June Gunn Lee

June Gunn Lee is an emeritus research fellow at the Computational Science Center, Korea Institute of Science and Technology (KIST), Seoul, where he served for 28 years. He has also lectured at various universities in Korea for over 20 years. He has published about 70 papers both on engineering ceramics and computational materials science. Dr. Lee is a graduate of Hanyang University, Seoul, and acquired his PhD in materials science and engineering from the University of Utah. He has been involved in computational materials science ever since he was a visiting professor at Rutgers University, New Jersey, in 1993. Currently, he is lecturing at University of Seoul, Seoul.
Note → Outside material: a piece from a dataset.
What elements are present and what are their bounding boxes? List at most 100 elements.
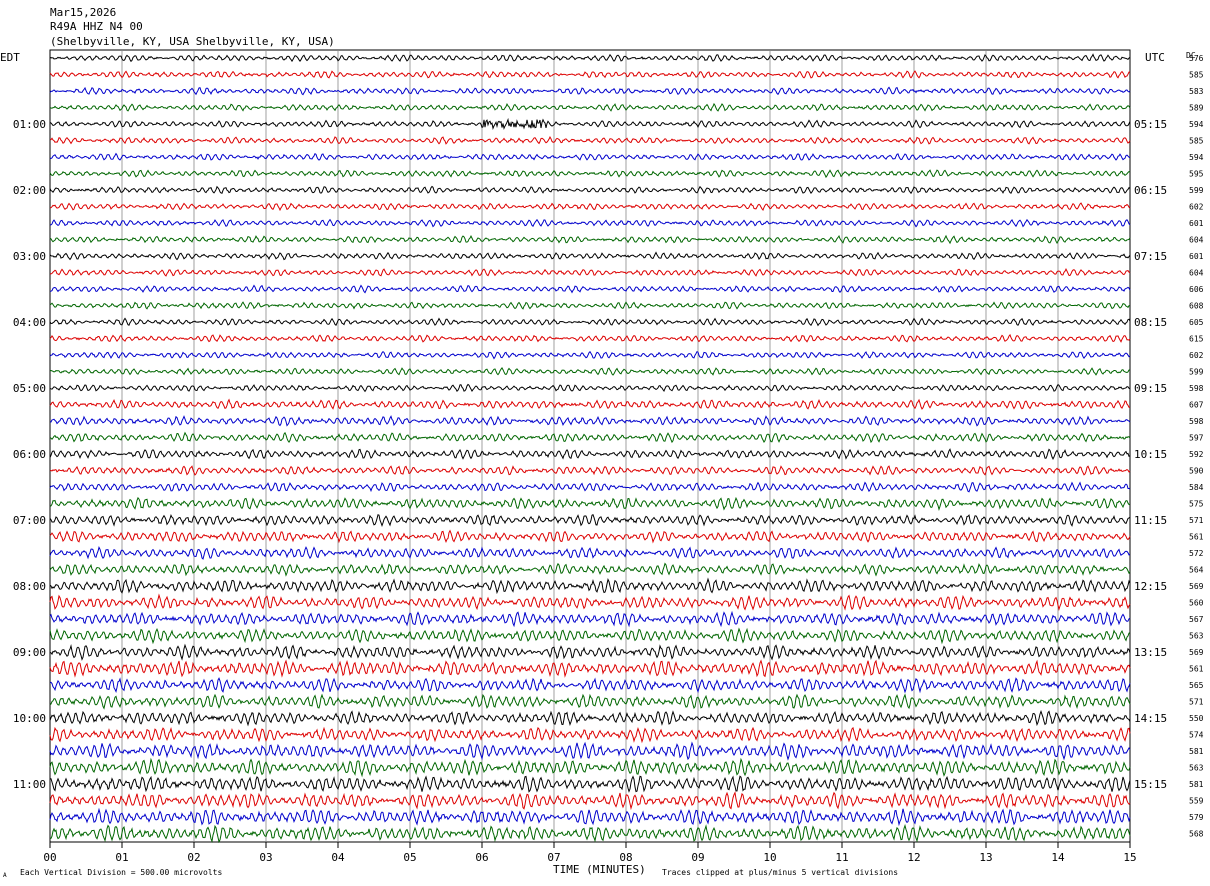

This book is organized into nine chapters, starting with Chapter 1, which gives a general overview of computational science. Chapter 2 introduces MD methods based on classical mechanics: Its implementation into actual calculations follows in Chapter 3 with run examples of XMD and LAMMPS, respectively. Chapter 4 introduces first-principles methods based on quantum mechanics on a brief introductory level. Here, various illustrations and appropriate analogies will be presented to assist students to understand this tough subject. Chapter 5 is dedicated solely to the density functional theory (DFT) in detail, because this is the very first-principles method that can handle materials practically. Chapter 6 exclusively deals with solids and reveals how bulk materials can be represented with a handful of k-points. The chapter also provides how each orbital of electron leads to particular properties of solids such as total energy, band structure, and band gap. Finally, Chapters 7 through 9 implement the DFT into actual calculations with various codes such as Quantum Espresso, VASP, and MedeA-VASP, respectively. They cover from an atom to solids, and from simple GGA to GGA+U and hybrid methods. Chapter 9 specifically deals with advanced topics in DFT counting dispersion, +U, DFT with hybrid XC potentials, and ab initio MD by using a convenient GUI program, MedeA-VASP. Note that methods once considered as “too expensive” are now practical enough to treat materials, owing to the ever-increasing power of computers. Various postprocessing programs such as VESTA, VMD, and VTST will be exercised through the runs.